Everything works fine - except that I can’t get to commit the transaction.

I can execute the SP using the “Find Row via Custom Query in SQL Server” function in my Zap, but it doesn’t commit. It connects, and works, since I get a return value that has the correct new row ID, but the transaction is never committed. 

The query in my zap looks like this:

BEGIN TRAN

EXEC MyStoredProc Param1, Param2……

COMMIT TRAN

but it never commits.

Is this perhaps because the whole Zap function is a read-only transaction? - wouldn’t I get an error message then?

Is there any other way of achieving what I’m trying to do?

@BrightSun  Hope you found a fix.

Here is how I solved this issue.
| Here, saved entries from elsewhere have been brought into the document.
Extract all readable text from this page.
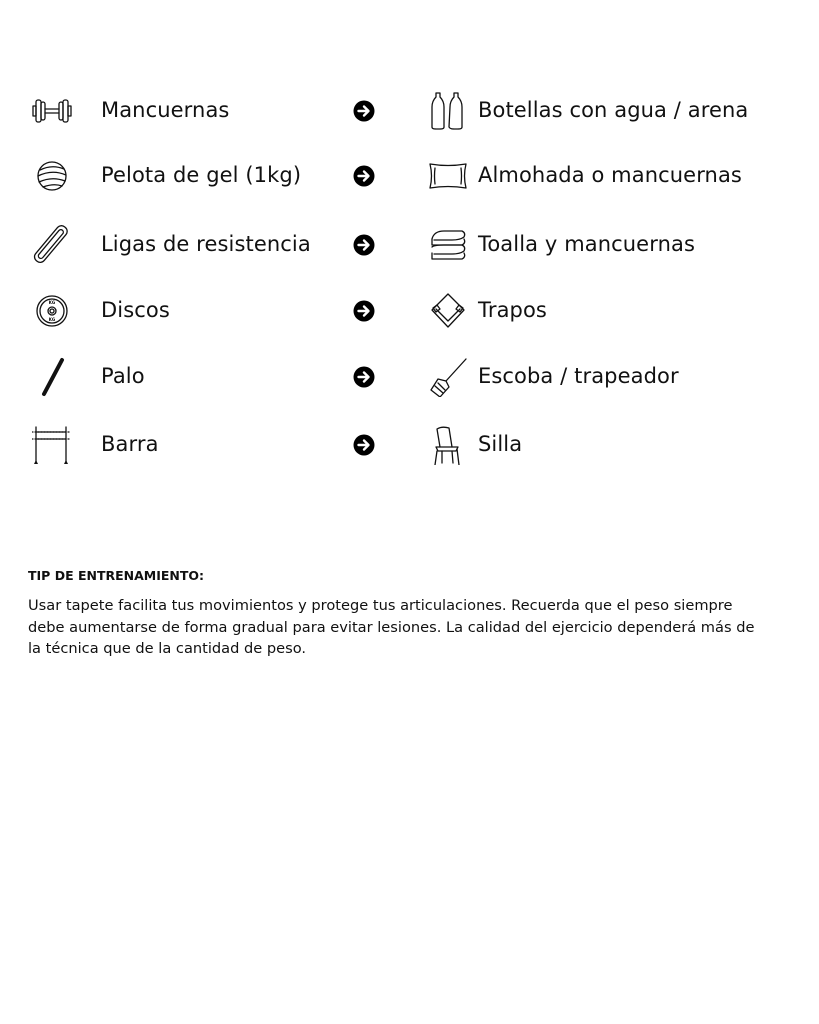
Mancuernas	Botellas con agua / arena
Pelota de gel (1kg)	Almohada o mancuernas
Ligas de resistencia	Toalla y mancuernas
KG
KG Discos	Trapos
Palo	Escoba / trapeador
Barra	Silla
TIP DE ENTRENAMIENTO:
Usar tapete facilita tus movimientos y protege tus articulaciones. Recuerda que el peso siempre debe aumentarse de forma gradual para evitar lesiones. La calidad del ejercicio dependerá más de la técnica que de la cantidad de peso.
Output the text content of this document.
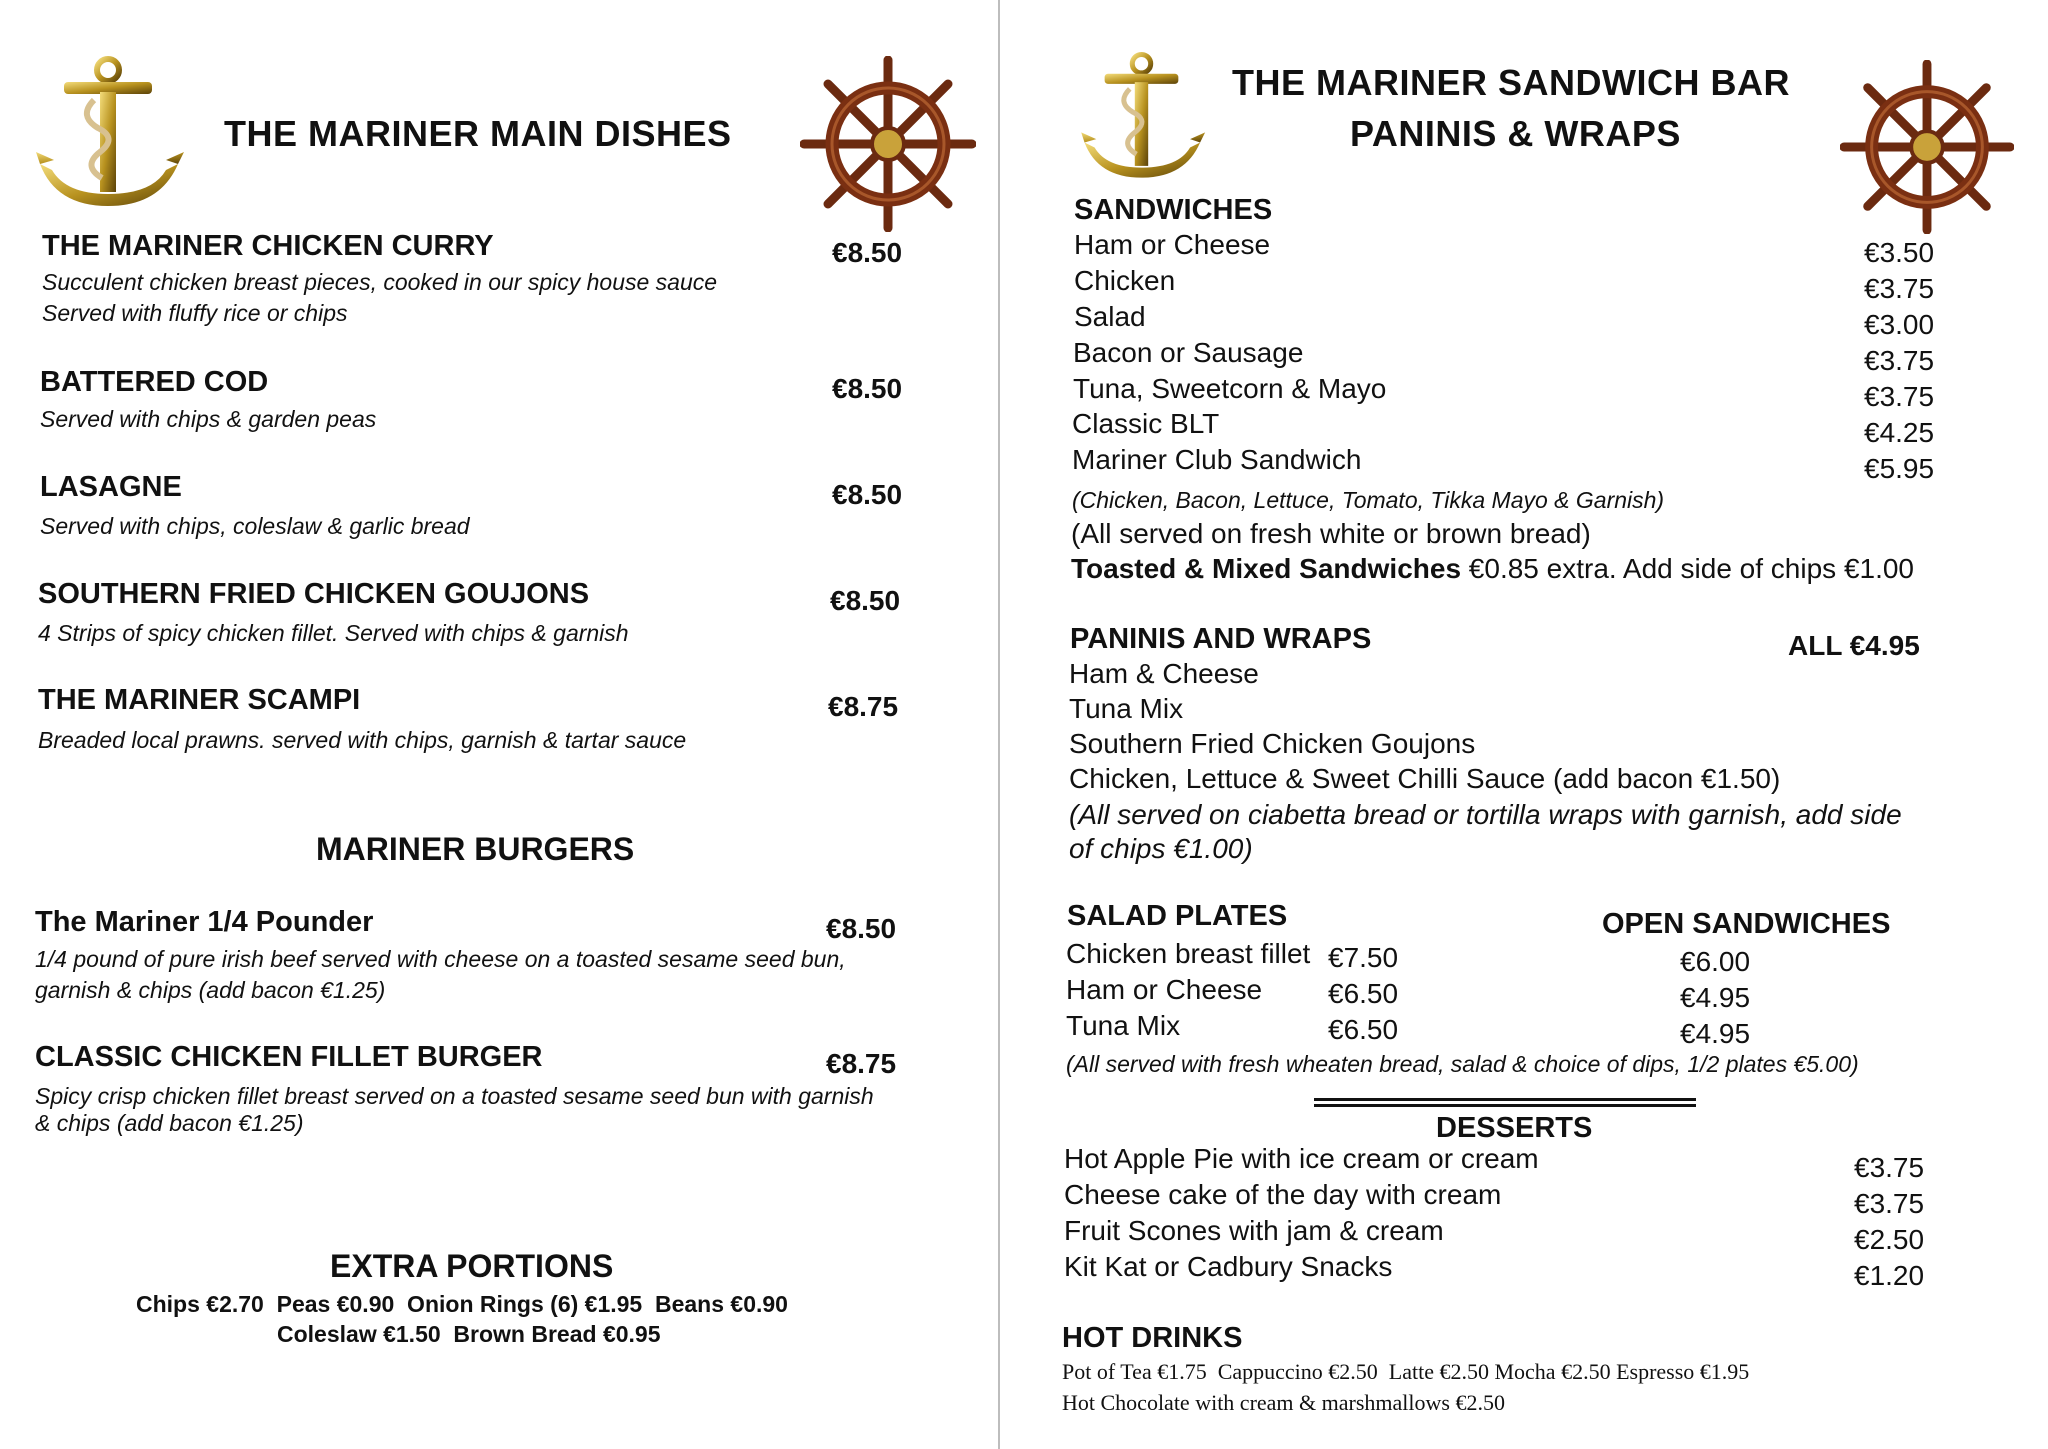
THE MARINER MAIN DISHES
THE MARINER CHICKEN CURRY	€8.50
Succulent chicken breast pieces, cooked in our spicy house sauce
Served with fluffy rice or chips
BATTERED COD	€8.50
Served with chips & garden peas
LASAGNE	€8.50
Served with chips, coleslaw & garlic bread
SOUTHERN FRIED CHICKEN GOUJONS	€8.50
4 Strips of spicy chicken fillet. Served with chips & garnish
THE MARINER SCAMPI	€8.75
Breaded local prawns. served with chips, garnish & tartar sauce
MARINER BURGERS
The Mariner 1/4 Pounder	€8.50
1/4 pound of pure irish beef served with cheese on a toasted sesame seed bun,
garnish & chips (add bacon €1.25)
CLASSIC CHICKEN FILLET BURGER	€8.75
Spicy crisp chicken fillet breast served on a toasted sesame seed bun with garnish
& chips (add bacon €1.25)
EXTRA PORTIONS
Chips €2.70  Peas €0.90  Onion Rings (6) €1.95  Beans €0.90
Coleslaw €1.50  Brown Bread €0.95
THE MARINER SANDWICH BAR
PANINIS & WRAPS
SANDWICHES
Ham or Cheese	€3.50
Chicken	€3.75
Salad	€3.00
Bacon or Sausage	€3.75
Tuna, Sweetcorn & Mayo	€3.75
Classic BLT	€4.25
Mariner Club Sandwich	€5.95
(Chicken, Bacon, Lettuce, Tomato, Tikka Mayo & Garnish)
(All served on fresh white or brown bread)
Toasted & Mixed Sandwiches €0.85 extra. Add side of chips €1.00
PANINIS AND WRAPS	ALL €4.95
Ham & Cheese
Tuna Mix
Southern Fried Chicken Goujons
Chicken, Lettuce & Sweet Chilli Sauce (add bacon €1.50)
(All served on ciabetta bread or tortilla wraps with garnish, add side
of chips €1.00)
SALAD PLATES	OPEN SANDWICHES
Chicken breast fillet €7.50	€6.00
Ham or Cheese €6.50	€4.95
Tuna Mix	€6.50	€4.95
(All served with fresh wheaten bread, salad & choice of dips, 1/2 plates €5.00)
DESSERTS
Hot Apple Pie with ice cream or cream	€3.75
Cheese cake of the day with cream	€3.75
Fruit Scones with jam & cream	€2.50
Kit Kat or Cadbury Snacks	€1.20
HOT DRINKS
Pot of Tea €1.75  Cappuccino €2.50  Latte €2.50 Mocha €2.50 Espresso €1.95
Hot Chocolate with cream & marshmallows €2.50
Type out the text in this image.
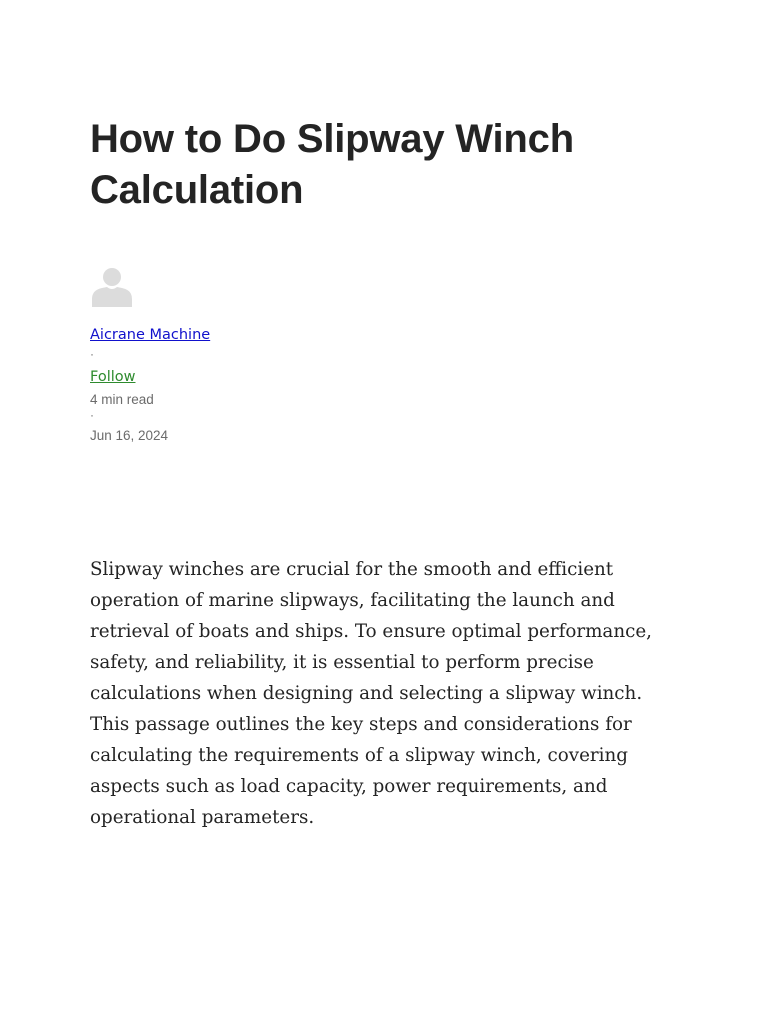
How to Do Slipway Winch Calculation
Aicrane Machine
·
Follow
4 min read
·
Jun 16, 2024

Slipway winches are crucial for the smooth and efficient operation of marine slipways, facilitating the launch and retrieval of boats and ships. To ensure optimal performance, safety, and reliability, it is essential to perform precise calculations when designing and selecting a slipway winch. This passage outlines the key steps and considerations for calculating the requirements of a slipway winch, covering aspects such as load capacity, power requirements, and operational parameters.
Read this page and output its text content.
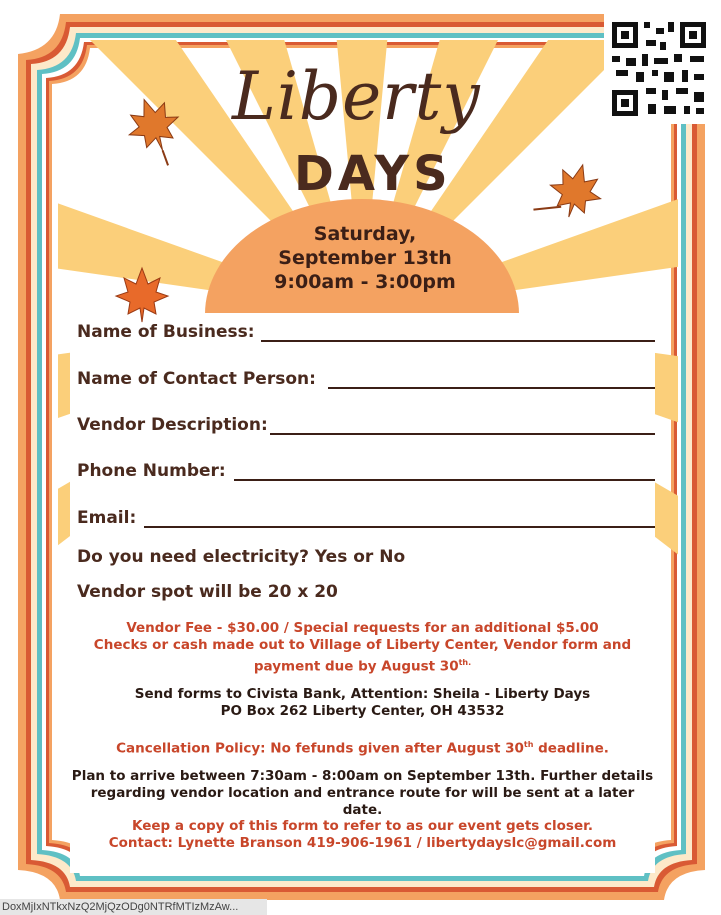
Liberty
DAYS
Saturday,
September 13th
9:00am - 3:00pm
Name of Business:
Name of Contact Person:
Vendor Description:
Phone Number:
Email:
Do you need electricity? Yes or No
Vendor spot will be 20 x 20
Vendor Fee - $30.00 / Special requests for an additional $5.00
Checks or cash made out to Village of Liberty Center, Vendor form and
payment due by August $30^{th.}$
Send forms to Civista Bank, Attention: Sheila - Liberty Days
PO Box 262 Liberty Center, OH 43532
Cancellation Policy: No fefunds given after August 30th deadline.
Plan to arrive between 7:30am - 8:00am on September 13th. Further details
regarding vendor location and entrance route for will be sent at a later date.
Keep a copy of this form to refer to as our event gets closer.
Contact: Lynette Branson 419-906-1961 / libertydayslc@gmail.com
DoxMjIxNTkxNzQ2MjQzODg0NTRfMTIzMzAw...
By default the connection is executing query by setting implicit transaction mode to ON. I turned off implicit transactions and removed transaction in zapier query window.


That’s great, thank you very much, that was precisely the problem.


The stored procedure is already doing that unfortunately. So, in this case that does not make it work.


Using commit in Store procedure and explicitly in zapier query doesn’t work. Is it even possible to insert data from stored procedure?

 

 

@BrightSun Do you find it possible to commit your changes?


Hi @BrightSun!

To be fully transparent, my SQL knowledge is somewhat limited. However, I found some internal documentation that may apply here:

What is the behavior in Zapier? What is the error?

Customer was trying to use the Find Row via Custom Query to run a Stored Procedure which creates (via INSERT) data in their database. The Stored Procedure contained an INSERT followed by a SELECT (to return data to the Zap) and was running without error, but the data created by the INSERT wasn't actually showing up in the database.

What in the app causes this to happen? How can it be fixed?

Adding an explicit COMMIT immediately after the INSERT in the Stored Procedure appears to have resolved this.

Perhaps when we issue a query (request), the AUTOCOMMIT in that session is disabled, which is why adding an explicit COMMIT works (and is considered best practice).

With that in mind, it may help to try adding a COMMIT statement in the query. Does this sound worth a try?